Animal models of anxiety and depression: how are females different?
- PMID: 11378178
- DOI: 10.1016/s0149-7634(01)00010-0
Animal models of anxiety and depression: how are females different?
Abstract
The present study examines gender-related issues in the development of animal models of depression and anxiety disorders. Three main issues are discussed: (1) gender differences in the prevalence, etiology, and responses to treatments of neuropsychiatric disorders. An extensive literature reports that mood disorders are more frequent in women compared with men but the great majority of basic research has focused on male rodents as animal models; (2) sex-differences in behavior reflect both organizational and activational effects of steroid hormones, and should be considered in the conceptual frame of the evolutionary theory of sexual selection; (3) animal models of anxiety and depression.
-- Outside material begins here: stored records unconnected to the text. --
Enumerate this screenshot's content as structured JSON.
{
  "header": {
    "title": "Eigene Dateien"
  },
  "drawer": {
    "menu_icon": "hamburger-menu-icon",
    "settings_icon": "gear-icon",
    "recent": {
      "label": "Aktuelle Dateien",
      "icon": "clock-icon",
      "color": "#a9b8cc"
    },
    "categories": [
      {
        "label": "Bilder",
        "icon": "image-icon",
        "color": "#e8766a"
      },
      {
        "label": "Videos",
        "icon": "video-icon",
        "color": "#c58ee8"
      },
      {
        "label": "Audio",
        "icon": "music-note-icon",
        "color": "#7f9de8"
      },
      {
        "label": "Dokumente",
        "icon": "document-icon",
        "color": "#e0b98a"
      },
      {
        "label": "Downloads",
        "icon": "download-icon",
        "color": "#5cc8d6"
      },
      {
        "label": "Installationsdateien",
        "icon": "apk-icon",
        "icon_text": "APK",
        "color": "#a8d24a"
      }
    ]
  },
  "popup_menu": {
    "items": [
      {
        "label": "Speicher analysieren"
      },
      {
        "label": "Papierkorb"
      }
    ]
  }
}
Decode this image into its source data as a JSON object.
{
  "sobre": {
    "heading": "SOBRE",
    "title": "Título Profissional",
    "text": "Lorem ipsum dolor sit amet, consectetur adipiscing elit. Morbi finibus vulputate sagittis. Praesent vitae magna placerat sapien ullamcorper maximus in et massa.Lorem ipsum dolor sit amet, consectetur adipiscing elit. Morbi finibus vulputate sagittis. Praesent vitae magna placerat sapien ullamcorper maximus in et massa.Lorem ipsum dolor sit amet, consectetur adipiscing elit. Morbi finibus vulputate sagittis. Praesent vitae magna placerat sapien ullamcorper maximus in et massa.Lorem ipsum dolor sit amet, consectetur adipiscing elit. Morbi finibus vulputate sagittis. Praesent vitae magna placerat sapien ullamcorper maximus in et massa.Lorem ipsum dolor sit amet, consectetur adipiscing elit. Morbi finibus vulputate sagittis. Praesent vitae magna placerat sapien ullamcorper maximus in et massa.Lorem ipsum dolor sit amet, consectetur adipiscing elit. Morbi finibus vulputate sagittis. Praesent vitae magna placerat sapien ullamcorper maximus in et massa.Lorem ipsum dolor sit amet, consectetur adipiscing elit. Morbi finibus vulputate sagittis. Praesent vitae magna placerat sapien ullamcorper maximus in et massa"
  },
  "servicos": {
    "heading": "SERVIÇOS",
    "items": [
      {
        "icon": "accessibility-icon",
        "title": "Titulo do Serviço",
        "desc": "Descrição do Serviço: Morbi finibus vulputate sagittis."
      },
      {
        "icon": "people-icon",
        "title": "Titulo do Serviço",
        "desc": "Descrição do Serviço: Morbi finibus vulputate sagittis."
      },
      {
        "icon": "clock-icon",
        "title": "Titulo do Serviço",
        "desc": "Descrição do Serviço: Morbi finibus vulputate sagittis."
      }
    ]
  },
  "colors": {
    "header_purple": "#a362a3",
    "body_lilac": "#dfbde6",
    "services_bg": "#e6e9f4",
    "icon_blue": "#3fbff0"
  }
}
Social stress appears to be a good model to induce anxiety-like and depression-like responses, but a large discrepancy in the possibility of inducing social stress in the two genders exists. Reliable models of social stress in females are needed. The effects of social context, as a possible source of stress, on exploration and anxiety in male and female mice were investigated by taking into account the natural history and social behavior of this species. Mice housed individually for 7 days or with siblings were tested in a free-exploratory paradigm of anxiety (where test animals have a choice to stay in their home cage or to explore an open field). Individually housed females showed lower propensity for exploration and a higher level of anxiety compared with group-housed females. Individually housed males tended to show an opposite profile. Animal models may contribute to elucidating some aspect of neuropsychiatric disorders, but they require consideration of the natural life of the animal species studied and of their social behavior in an evolutionary perspective.